CMS to eye pharmacogenomic testing for cancer

The Centers for Medicare & Medicaid Services will convene a meeting of the Medicare Coverage and Evidence Development Advisory Committee (MedCAC) in January 2010 to examine the evidence behind pharmacogenomic testing for cancer in an attempt to determine the need for a coverage determination.

The Nov. 25 announcement states that the meeting, scheduled for Jan. 27, will review the evidence for genetic testing for five gene/treatment pairings, two of which are for breast cancer treatments. One of these is for the use of tamoxifen in relation to the CYP2D6 gene (one of the cytochrome P450 genes), and the second is the use of trastuzumab for the HER2/neu (human epidermal growth factor receptor 2) gene.

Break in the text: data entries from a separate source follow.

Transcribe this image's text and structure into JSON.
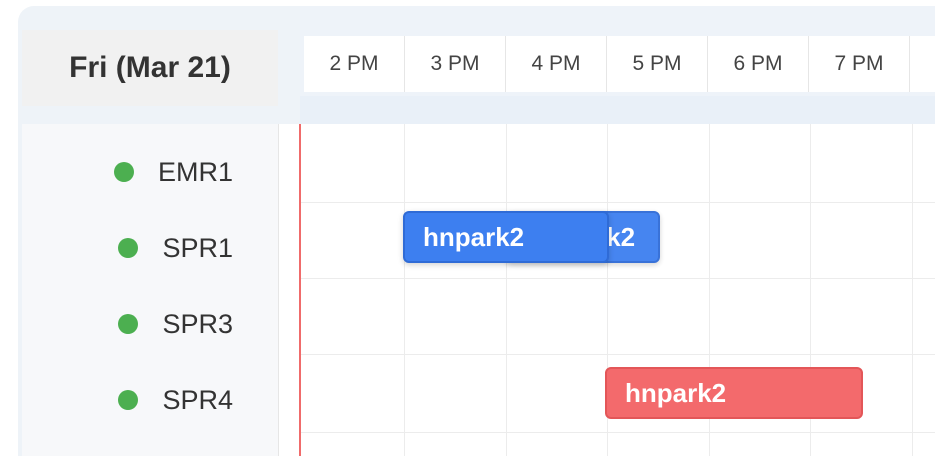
{
  "day_header": "Fri (Mar 21)",
  "time_slots": [
    "2 PM",
    "3 PM",
    "4 PM",
    "5 PM",
    "6 PM",
    "7 PM"
  ],
  "resources": [
    {
      "name": "EMR1",
      "status_color": "#4caf50"
    },
    {
      "name": "SPR1",
      "status_color": "#4caf50"
    },
    {
      "name": "SPR3",
      "status_color": "#4caf50"
    },
    {
      "name": "SPR4",
      "status_color": "#4caf50"
    }
  ],
  "events": [
    {
      "label": "hnpark2",
      "resource": "SPR1",
      "color": "#3d7ff0"
    },
    {
      "label": "hnpark2",
      "resource": "SPR1",
      "color": "#3d7ff0"
    },
    {
      "label": "hnpark2",
      "resource": "SPR4",
      "color": "#f36a6c"
    }
  ],
  "colors": {
    "status_online": "#4caf50",
    "now_indicator": "#f06b6b"
  }
}
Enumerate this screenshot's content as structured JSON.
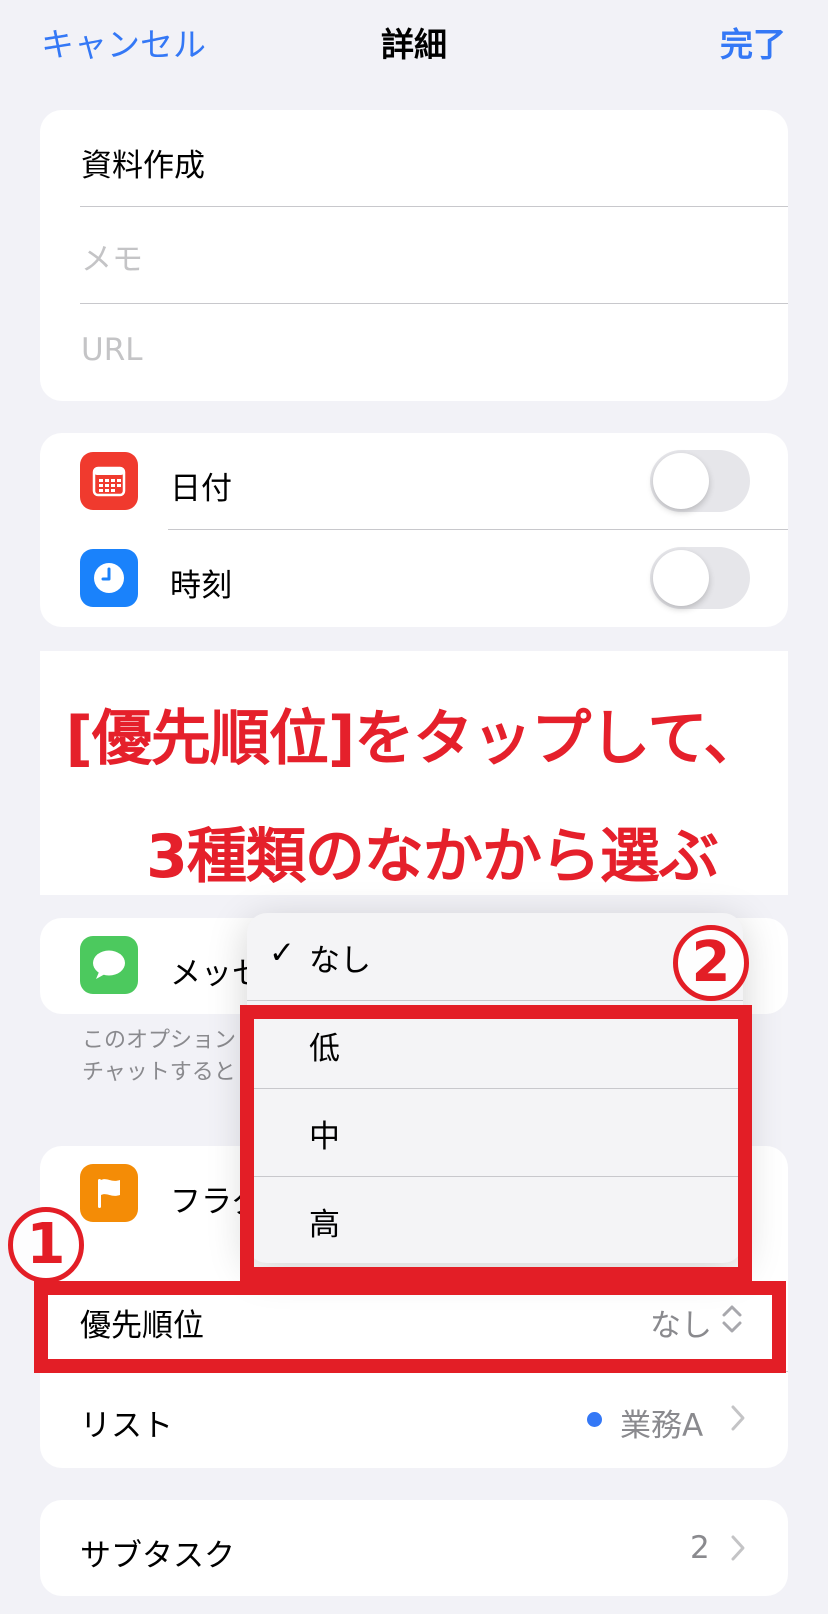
{
  "nav": {
    "cancel": "キャンセル",
    "title": "詳細",
    "done": "完了"
  },
  "details": {
    "title": "資料作成",
    "memo_placeholder": "メモ",
    "url_placeholder": "URL"
  },
  "date_time": {
    "date_label": "日付",
    "date_on": false,
    "time_label": "時刻",
    "time_on": false
  },
  "annotation": {
    "line1": "[優先順位]をタップして、",
    "line2": "3種類のなかから選ぶ",
    "marker1": "1",
    "marker2": "2"
  },
  "messages": {
    "label": "メッセ",
    "footnote_line1": "このオプション",
    "footnote_line2": "チャットすると"
  },
  "flag": {
    "label": "フラグ"
  },
  "priority": {
    "label": "優先順位",
    "value": "なし"
  },
  "list": {
    "label": "リスト",
    "value": "業務A",
    "dot_color": "#3478f6"
  },
  "subtask": {
    "label": "サブタスク",
    "count": "2"
  },
  "menu": {
    "check": "✓",
    "items": [
      "なし",
      "低",
      "中",
      "高"
    ]
  },
  "colors": {
    "accent": "#3478f6",
    "annotation_red": "#e31e26",
    "calendar": "#f03a2e",
    "clock": "#1a82fb",
    "messages": "#4cc95e",
    "flag": "#f48c06"
  }
}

The three other tests involve irinotecan for colon cancer (UGT1A1), imatinib for chronic myelogenous leukemia (BCR-ABL) and cetuximab for colorectal cancer (K-ras).

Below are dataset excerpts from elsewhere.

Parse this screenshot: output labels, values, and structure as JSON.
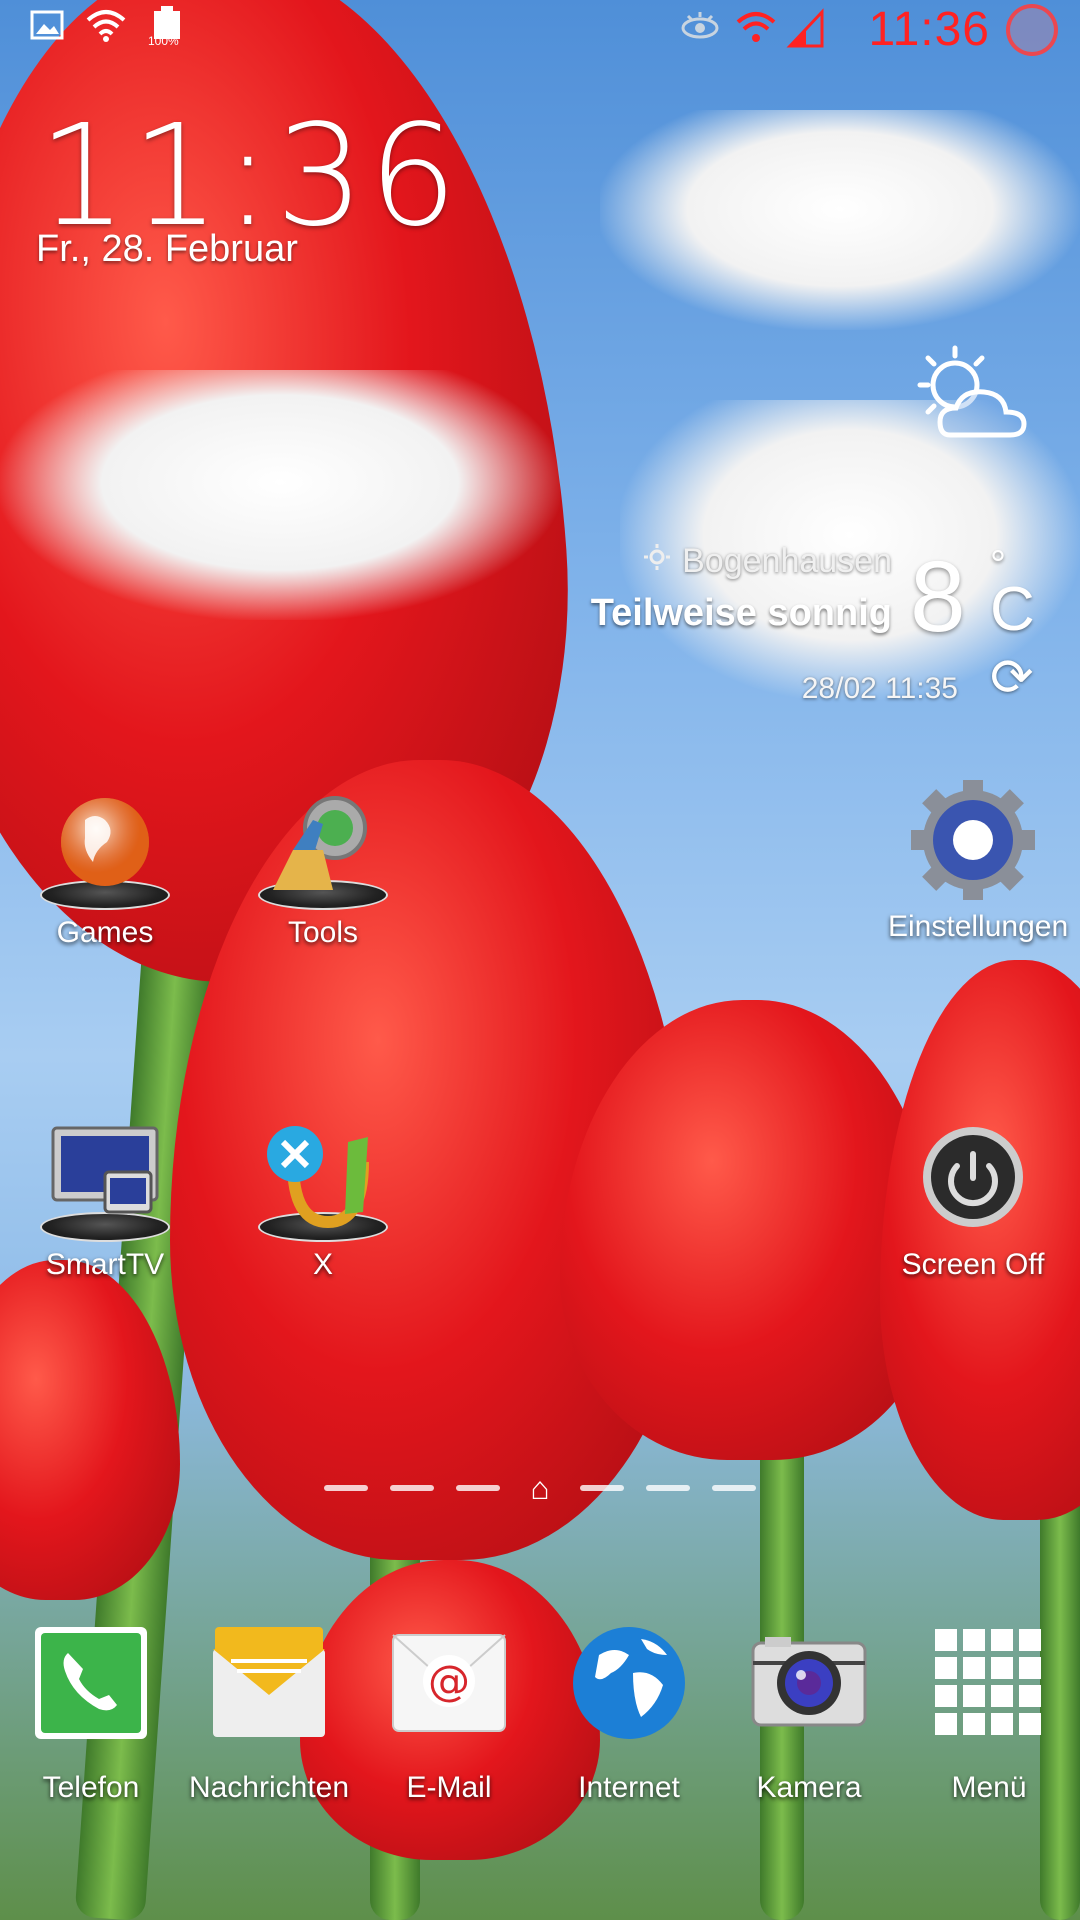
{
  "status_bar": {
    "time": "11:36",
    "battery_level": "100%",
    "icons": [
      "gallery-notification-icon",
      "wifi-icon",
      "battery-icon",
      "smart-stay-eye-icon",
      "wifi-signal-icon",
      "cell-signal-icon",
      "notification-indicator-icon"
    ]
  },
  "clock_widget": {
    "time": "11:36",
    "date": "Fr., 28. Februar"
  },
  "weather_widget": {
    "location": "Bogenhausen",
    "condition": "Teilweise sonnig",
    "temperature": "8",
    "unit_degree": "°",
    "unit": "C",
    "updated": "28/02 11:35",
    "icon": "partly-sunny-icon"
  },
  "apps": [
    {
      "label": "Games",
      "icon": "globe-icon"
    },
    {
      "label": "Tools",
      "icon": "clean-master-broom-icon"
    },
    {
      "label": "Einstellungen",
      "icon": "settings-gear-icon"
    },
    {
      "label": "SmartTV",
      "icon": "samsung-smarttv-icon"
    },
    {
      "label": "X",
      "icon": "x-app-icon"
    },
    {
      "label": "Screen Off",
      "icon": "power-icon"
    }
  ],
  "pager": {
    "pages_before": 3,
    "pages_after": 3,
    "home_icon": "home-icon"
  },
  "dock": [
    {
      "label": "Telefon",
      "icon": "phone-icon"
    },
    {
      "label": "Nachrichten",
      "icon": "messages-icon"
    },
    {
      "label": "E-Mail",
      "icon": "email-icon"
    },
    {
      "label": "Internet",
      "icon": "internet-globe-icon"
    },
    {
      "label": "Kamera",
      "icon": "camera-icon"
    },
    {
      "label": "Menü",
      "icon": "app-drawer-icon"
    }
  ],
  "colors": {
    "status_time": "#ff2222",
    "sky": "#7fb2ea",
    "tulip": "#e3161c"
  }
}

CMS acknowledges in the announcement that “evidence from clinical studies suggests that tumor genetic factors may be significant markers or predictors for a tumor's development and sustained growth“ as well as for a tumor's “likely response to certain anti-cancer agents.“ The statement also notes that the agency “is aware that the body of evidence on the role of pharmacogenomic testing in cancer continues to evolve.“

Michael Stocum, managing director of Personalized Medicine Partners (Raleigh, North Carolina) told BB&T that the majority of these scenarios are at least fairly well understood. “For most of them, it's strongly fleshed out,“ he said. Regarding the use of imatinib for chronic myelogenous leukemia (CML), he said, “The very mechanism that drives CML can be translocated“ with the drug, which he said “markedly drives outcomes.“ He posed the question, however, of whether other factors have to be addressed, including whether other genes ought to be checked and whether messenger RNA should be examined.

As for the use of tamoxifen in breast cancer, Stocum, who chairs the personalized medicine advisory group at the American Association for Clinical Chemistry (Arlington, Virginia) said, “this has been pretty well published.“ Of the group, he said the case for irinotecan for colon cancer is the spottiest, but that the others are well supported by existing evidence.